Internalizing & Externalizing Disorders

Behaviors and disorders can be broadly classified according to individual reactions to stressors, social adjustment and ability to understand others’ emotions. Without intervention, there can be long-term consequences within social, school and later professional environments. They can be understood this way:

Internalizing behaviors and disorders are characterized primarily by processes within the self, such as anxiety, depression, social withdrawal and somatization (the expression of psychological disturbance in physical symptoms). Here, we have divided internalizing disorders into two categories:

ANXIETY-BASED DISORDERS

MOOD AND EATING DISORDERS

Externalizing behaviors and disorders are characterized primarily by actions in the external world, such as acting out, antisocial or oppositional behavior, hostility, aggression and delinquent behavior. Under externalizing disorders, we include:

ATTENTION AND HABIT DISORDERS

BEHAVIOR (HYPERACTIVE, INPULSIVE, DISRUPTIVE) DISORDERS

Internalizing and externalizing problems are the most common mental health problems, with prevalence rates of 10% among children and 14% among adolescents. 

Over the course of development, gender differences occur for the prevalence rate of emotional problems and behavior problems: 

  • While boys show higher rates of internalizing symptoms during childhood, an increase in internalizing symptoms is reported for teenage girls and young women with greater long-term stability. 
  • Externalizing symptoms are in general more common among boys, have an earlier onset in childhood and show higher persistence rates with more unfavorable courses.

The developmental dynamics of when both internalizing and externalizing symptoms are present (comorbidity) are not yet well understood. High rates of comorbidity are observed  among the following problems: aggression/oppositionality, hyperactivity/inattention, anxiety and social withdrawal symptom.

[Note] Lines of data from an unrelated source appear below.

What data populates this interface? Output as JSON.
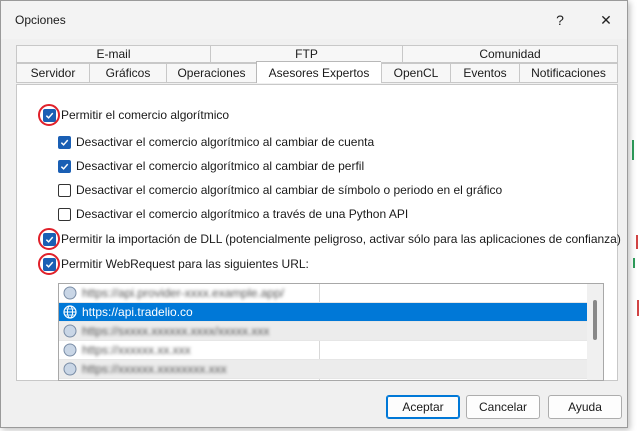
{
  "window": {
    "title": "Opciones",
    "help_glyph": "?",
    "close_glyph": "✕"
  },
  "tabs": {
    "row1": [
      "E-mail",
      "FTP",
      "Comunidad"
    ],
    "row2": [
      "Servidor",
      "Gráficos",
      "Operaciones",
      "Asesores Expertos",
      "OpenCL",
      "Eventos",
      "Notificaciones"
    ],
    "active": "Asesores Expertos"
  },
  "options": [
    {
      "label": "Permitir el comercio algorítmico",
      "checked": true,
      "highlighted": true
    },
    {
      "label": "Desactivar el comercio algorítmico al cambiar de cuenta",
      "checked": true,
      "highlighted": false
    },
    {
      "label": "Desactivar el comercio algorítmico al cambiar de perfil",
      "checked": true,
      "highlighted": false
    },
    {
      "label": "Desactivar el comercio algorítmico al cambiar de símbolo o periodo en el gráfico",
      "checked": false,
      "highlighted": false
    },
    {
      "label": "Desactivar el comercio algorítmico a través de una Python API",
      "checked": false,
      "highlighted": false
    },
    {
      "label": "Permitir la importación de DLL (potencialmente peligroso, activar sólo para las aplicaciones de confianza)",
      "checked": true,
      "highlighted": true
    },
    {
      "label": "Permitir WebRequest para las siguientes URL:",
      "checked": true,
      "highlighted": true
    }
  ],
  "url_list": [
    {
      "text": "https://api.provider-xxxx.example.app/",
      "obscured": true,
      "selected": false
    },
    {
      "text": "https://api.tradelio.co",
      "obscured": false,
      "selected": true
    },
    {
      "text": "https://sxxxx.xxxxxx.xxxx/xxxxx.xxx",
      "obscured": true,
      "selected": false
    },
    {
      "text": "https://xxxxxx.xx.xxx",
      "obscured": true,
      "selected": false
    },
    {
      "text": "https://xxxxxx.xxxxxxxx.xxx",
      "obscured": true,
      "selected": false
    }
  ],
  "buttons": {
    "accept": "Aceptar",
    "cancel": "Cancelar",
    "help": "Ayuda"
  },
  "colors": {
    "accent": "#1a5fb4",
    "selection": "#0078d7",
    "highlight_circle": "#e0202a"
  }
}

Internalizing—externalizing profiles

A 2016 study of 336 children from a low-income, urban community, over three years from Kindergarten through second grade, was published in 2016 by Cambridge University Press. The children —64% male, 70% African American, 20% Hispanic—were selected based on a range of high-to-low aggressive/oppositional behavior problems at school. The study found four symptom profiles (% rounded):

  • Comorbid internalizing and externalizing  (50% of total number of children in each year)
  • Internalizing (18%) 
  • Externalizing (22%)
  • Well-adjusted (10%)

Internalizing children had a 20% probability of moving to the well-adjusted profile by the following year. In contrast, externalizing children had a 25% probability of transitioning to the comorbid profile. 

These results are consistent with the hypothesis that a common vulnerability factor contributes to developmentally stable internalizing–externalizing comorbidity, while also suggesting that some children with externalizing symptoms are at risk for subsequently accumulating internalizing symptoms.